Attica Arrest(ed development)
One day, by my driveway
A man in a used sedan was stopped by a cop
for D.W.B. (Driving While Black)
I know this is so because I asked the officer
why the man was pulled over
Officer Smithjones replied,
“He was driving with an impaired view of his windshield.”
Come again?
“He had Mardi Gras beads hanging from his rear view mirror.”
Oh. Then my sharp little pie-eater opened wide,
first muttering, then sputtering, uttered at top volume
(for the benefit of staring, but unconcerned, neighbors):
“All the rednecks in this town with
big fuzzy dice like dried-up 20-mule-team
cajones hanging in their big ole trucks, and
you stopped this man over a string of beads?
And you wonder why people decry we’re a
‘don’t-let-the-sun-set-on-your-ass’ town?”
To make it more poignantly, patently ridiculous,
the poor guy was trying to make his way to AA
Ironic, since that town
almost drove me to drink
© 2013 Amy Barlow Liberatore/Sharp Little Pencil
For dverse, our ‘bartender’ Kelvin asked for poems in the form of an anecdote.
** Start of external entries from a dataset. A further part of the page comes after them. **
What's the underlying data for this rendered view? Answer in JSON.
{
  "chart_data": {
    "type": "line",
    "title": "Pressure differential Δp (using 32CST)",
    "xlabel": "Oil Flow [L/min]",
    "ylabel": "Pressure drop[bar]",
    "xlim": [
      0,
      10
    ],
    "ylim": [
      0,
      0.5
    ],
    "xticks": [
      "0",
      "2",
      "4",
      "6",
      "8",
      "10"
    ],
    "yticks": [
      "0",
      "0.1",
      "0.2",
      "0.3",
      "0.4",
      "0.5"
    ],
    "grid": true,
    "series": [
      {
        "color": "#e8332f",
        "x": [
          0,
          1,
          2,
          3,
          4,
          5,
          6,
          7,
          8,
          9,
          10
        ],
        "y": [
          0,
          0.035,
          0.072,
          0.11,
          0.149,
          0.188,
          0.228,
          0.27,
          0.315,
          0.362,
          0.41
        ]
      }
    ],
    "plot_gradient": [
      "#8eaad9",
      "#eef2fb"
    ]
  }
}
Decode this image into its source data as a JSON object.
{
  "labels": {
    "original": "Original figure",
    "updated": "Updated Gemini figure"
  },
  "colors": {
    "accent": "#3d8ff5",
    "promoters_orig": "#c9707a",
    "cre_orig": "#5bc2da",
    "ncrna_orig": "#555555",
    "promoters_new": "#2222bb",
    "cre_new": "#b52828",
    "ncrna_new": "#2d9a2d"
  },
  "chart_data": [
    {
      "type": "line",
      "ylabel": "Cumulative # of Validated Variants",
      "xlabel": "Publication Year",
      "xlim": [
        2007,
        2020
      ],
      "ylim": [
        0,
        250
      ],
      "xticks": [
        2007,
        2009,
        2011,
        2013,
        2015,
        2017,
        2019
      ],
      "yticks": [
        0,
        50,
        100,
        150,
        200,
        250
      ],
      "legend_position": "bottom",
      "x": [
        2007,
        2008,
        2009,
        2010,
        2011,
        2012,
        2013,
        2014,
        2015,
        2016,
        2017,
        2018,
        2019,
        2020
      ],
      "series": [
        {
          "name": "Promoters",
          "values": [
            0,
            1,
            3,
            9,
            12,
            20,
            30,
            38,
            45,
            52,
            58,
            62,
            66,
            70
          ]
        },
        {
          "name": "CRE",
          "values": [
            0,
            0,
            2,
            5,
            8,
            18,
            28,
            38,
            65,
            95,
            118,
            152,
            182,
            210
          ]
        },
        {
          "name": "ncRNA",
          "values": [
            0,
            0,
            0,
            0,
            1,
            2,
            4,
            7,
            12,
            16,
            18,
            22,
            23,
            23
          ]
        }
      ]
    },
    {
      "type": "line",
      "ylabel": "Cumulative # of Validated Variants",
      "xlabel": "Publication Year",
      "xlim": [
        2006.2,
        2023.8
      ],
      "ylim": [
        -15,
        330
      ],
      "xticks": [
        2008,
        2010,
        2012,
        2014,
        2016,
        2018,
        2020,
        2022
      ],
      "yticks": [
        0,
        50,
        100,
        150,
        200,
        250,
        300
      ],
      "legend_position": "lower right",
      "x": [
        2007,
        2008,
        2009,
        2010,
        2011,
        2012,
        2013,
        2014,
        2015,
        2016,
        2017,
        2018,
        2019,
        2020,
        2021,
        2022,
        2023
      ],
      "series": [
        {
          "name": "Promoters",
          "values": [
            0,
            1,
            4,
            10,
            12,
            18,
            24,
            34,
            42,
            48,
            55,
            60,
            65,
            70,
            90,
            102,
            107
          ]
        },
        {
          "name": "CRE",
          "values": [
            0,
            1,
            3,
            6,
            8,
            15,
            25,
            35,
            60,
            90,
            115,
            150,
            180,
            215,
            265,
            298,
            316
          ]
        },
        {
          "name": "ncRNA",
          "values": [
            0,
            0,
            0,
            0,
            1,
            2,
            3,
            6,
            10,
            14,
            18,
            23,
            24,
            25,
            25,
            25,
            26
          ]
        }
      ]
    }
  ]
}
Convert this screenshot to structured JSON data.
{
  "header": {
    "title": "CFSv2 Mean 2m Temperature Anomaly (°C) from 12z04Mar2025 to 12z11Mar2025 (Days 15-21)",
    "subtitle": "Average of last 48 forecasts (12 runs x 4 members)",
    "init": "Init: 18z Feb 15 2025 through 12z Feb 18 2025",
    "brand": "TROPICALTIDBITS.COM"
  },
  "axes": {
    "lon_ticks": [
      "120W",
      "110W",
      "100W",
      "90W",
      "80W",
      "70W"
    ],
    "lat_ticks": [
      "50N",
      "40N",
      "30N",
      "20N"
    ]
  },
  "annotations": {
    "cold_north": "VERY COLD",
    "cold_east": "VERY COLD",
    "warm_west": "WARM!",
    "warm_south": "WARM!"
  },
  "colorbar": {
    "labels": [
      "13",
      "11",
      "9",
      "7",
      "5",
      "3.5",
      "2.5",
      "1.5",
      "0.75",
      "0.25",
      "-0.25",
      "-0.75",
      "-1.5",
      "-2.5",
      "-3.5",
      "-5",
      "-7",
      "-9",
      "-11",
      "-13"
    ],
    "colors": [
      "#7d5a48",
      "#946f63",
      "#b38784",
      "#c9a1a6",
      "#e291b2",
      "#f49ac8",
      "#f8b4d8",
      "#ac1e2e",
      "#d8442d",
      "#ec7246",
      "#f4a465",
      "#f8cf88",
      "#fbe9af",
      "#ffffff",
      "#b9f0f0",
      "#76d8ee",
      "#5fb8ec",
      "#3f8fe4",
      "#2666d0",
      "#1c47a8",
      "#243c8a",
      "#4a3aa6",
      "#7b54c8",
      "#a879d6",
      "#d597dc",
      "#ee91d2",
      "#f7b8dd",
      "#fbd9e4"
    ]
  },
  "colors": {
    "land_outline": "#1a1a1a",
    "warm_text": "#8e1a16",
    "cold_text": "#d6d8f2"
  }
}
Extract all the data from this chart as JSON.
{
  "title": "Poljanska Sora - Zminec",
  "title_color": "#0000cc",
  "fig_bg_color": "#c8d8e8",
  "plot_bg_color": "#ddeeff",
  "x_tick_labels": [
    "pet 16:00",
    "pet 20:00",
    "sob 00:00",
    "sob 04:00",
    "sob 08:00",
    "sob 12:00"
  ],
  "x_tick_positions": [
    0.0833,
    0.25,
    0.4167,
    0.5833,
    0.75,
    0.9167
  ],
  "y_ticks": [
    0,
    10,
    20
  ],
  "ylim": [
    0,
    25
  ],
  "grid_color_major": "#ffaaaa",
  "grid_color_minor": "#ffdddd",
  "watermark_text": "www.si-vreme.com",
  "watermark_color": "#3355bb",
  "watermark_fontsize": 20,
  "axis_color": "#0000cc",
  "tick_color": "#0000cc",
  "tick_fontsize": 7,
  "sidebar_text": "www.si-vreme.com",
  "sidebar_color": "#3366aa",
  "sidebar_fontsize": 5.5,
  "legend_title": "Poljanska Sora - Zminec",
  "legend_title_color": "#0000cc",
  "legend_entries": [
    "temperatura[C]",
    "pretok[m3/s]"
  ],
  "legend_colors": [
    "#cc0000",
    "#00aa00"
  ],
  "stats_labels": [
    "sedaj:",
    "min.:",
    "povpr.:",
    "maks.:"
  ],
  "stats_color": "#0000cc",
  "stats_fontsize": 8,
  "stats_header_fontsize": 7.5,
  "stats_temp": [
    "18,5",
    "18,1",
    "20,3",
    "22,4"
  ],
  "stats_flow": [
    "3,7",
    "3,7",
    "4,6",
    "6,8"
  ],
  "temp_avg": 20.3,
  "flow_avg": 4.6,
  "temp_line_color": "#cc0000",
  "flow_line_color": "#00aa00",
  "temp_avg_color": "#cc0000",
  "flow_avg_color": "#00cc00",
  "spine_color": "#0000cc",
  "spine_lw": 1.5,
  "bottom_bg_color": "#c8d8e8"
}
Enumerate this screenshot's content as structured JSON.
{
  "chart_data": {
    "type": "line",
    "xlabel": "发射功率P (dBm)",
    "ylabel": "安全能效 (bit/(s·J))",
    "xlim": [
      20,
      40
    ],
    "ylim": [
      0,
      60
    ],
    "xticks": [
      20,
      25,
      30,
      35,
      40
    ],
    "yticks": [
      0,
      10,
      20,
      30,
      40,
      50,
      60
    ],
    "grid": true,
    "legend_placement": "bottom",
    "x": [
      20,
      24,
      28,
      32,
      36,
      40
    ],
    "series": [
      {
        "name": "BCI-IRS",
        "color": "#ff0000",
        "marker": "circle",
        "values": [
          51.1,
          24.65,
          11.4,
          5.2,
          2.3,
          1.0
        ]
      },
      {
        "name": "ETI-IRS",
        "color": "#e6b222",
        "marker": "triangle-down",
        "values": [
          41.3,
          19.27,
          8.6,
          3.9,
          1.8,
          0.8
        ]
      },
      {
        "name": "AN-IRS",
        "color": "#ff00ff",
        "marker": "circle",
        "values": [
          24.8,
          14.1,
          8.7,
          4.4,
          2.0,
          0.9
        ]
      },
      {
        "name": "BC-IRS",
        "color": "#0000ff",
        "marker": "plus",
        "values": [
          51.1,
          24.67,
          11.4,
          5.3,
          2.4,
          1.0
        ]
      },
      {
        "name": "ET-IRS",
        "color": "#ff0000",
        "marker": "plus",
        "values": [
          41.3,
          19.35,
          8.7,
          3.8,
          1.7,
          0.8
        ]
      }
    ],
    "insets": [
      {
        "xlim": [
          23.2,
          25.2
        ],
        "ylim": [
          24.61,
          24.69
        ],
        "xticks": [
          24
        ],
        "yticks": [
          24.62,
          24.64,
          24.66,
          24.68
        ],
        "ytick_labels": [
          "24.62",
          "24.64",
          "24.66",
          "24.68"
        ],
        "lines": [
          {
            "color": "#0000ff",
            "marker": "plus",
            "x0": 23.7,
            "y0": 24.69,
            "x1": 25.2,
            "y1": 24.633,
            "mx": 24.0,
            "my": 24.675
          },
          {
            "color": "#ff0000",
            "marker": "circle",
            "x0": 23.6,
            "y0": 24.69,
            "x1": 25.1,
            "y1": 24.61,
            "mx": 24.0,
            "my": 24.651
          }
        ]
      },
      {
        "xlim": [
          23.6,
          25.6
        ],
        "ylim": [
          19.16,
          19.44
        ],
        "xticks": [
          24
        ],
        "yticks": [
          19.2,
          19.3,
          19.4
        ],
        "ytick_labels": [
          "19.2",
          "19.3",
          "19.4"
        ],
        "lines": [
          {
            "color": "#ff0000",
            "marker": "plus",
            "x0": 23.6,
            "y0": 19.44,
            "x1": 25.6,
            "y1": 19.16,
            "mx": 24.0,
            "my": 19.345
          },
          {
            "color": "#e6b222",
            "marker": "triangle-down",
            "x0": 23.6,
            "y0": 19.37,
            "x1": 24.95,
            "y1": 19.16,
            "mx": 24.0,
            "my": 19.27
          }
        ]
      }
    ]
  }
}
Keep it short and sweet and interesting. Also for Sunday Scribblings, where the prompt is “sharp.”
I still can’t believe I survived five years in a town where someone flew a Confederate flag in front of his house and the “N” word was used without hesitation. Of course, I have no time for racism and I do call it out. I hate being in a Wonder Bread crowd and people assuming I’m “one of the gang.” I’m social justice, hard core, sharp tongue and all. It loses me friends, but when it does, I say, “Don’t let the door hit you on the way out,” because they were not friends to begin with – friends share values, like integrity.
True story, edited from an old version. Though I knew many wonderful folks during our years there, the authoritarian figures were often racist and WAY out of line. I believe it’s part of the blowback of never having reconciliation sessions after the “Attica Prison Riots” of the ‘70s.